LiveSQL is another, entirely different, user interface for doing SQL and PL/SQL interaction. LiveSQL is a browser interface on top of a live Oracle Dataabse. Through this interface, users can easily try out SQL and PL/SQL statements. They can create their own database objects, import data and try out their own code. Additionally, many annotated and ready to run samples are available, of interesting SQL statements and PL/SQL snippets. Blog-authors or anyone who feels like sharing code can publish on LiveSQL. The longer term plan is to have (all) code samples in the Oracle Database documentation available on LiveSQL and to refer from the documentation to these live samples.

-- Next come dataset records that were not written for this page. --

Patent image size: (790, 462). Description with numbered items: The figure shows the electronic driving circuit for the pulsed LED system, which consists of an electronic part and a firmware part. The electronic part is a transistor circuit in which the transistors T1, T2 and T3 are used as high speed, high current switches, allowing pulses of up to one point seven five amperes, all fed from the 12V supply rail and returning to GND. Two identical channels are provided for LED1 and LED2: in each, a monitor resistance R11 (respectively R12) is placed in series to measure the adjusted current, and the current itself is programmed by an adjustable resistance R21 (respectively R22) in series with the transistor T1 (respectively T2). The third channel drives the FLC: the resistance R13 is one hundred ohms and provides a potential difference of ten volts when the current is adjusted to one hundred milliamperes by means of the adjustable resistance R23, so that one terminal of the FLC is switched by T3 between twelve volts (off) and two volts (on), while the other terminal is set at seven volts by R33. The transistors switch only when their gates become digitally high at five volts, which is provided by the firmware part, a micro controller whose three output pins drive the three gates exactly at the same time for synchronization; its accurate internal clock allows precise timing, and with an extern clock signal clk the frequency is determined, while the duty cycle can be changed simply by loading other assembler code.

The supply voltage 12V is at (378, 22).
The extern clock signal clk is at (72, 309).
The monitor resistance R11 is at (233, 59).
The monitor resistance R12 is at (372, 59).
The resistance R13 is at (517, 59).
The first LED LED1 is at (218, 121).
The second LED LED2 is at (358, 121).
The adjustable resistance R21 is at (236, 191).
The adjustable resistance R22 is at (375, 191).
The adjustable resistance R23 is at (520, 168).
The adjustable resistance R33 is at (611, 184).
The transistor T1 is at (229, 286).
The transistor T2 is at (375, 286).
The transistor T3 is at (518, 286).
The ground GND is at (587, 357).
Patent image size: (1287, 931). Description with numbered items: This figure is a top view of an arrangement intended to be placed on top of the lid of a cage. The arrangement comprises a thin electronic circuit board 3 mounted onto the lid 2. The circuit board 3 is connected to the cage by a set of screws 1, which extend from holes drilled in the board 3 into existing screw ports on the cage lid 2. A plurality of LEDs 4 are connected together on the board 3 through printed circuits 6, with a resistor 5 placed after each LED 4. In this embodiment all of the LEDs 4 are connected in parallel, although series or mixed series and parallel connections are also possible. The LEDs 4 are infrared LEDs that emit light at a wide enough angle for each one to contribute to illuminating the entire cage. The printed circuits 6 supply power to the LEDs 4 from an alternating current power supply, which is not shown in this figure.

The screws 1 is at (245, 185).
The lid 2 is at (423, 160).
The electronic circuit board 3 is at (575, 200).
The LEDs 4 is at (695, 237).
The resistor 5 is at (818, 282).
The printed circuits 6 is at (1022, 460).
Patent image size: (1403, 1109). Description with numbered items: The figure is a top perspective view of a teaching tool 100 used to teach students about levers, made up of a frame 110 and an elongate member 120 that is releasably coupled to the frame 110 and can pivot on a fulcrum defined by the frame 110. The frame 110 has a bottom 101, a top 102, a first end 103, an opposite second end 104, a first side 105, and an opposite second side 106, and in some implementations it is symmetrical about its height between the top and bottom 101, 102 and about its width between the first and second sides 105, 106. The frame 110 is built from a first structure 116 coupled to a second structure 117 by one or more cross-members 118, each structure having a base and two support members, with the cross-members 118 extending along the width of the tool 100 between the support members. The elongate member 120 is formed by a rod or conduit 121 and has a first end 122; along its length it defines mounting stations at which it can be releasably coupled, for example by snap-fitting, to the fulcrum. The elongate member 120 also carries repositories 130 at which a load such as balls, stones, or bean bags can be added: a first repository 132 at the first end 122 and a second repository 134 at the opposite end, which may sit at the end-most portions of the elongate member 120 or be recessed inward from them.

The MATCH_RECOGNIZE operator introduced in Oracle Database 12cR1 for pattern matching – data analytics beyond what analytical functions can do – was probably the SQL capability receiving most attention. It proves a powerful tool for advanced and quite fast data inspection. Another good to know about operator is APPROX_COUNT_DISTINCT, to be used for ‘how many’ questions, where the answers does not need to be exactly right. When a deviation of a few percent is allowed, use this operator with a 5 to 50 times better performance over count(distinct).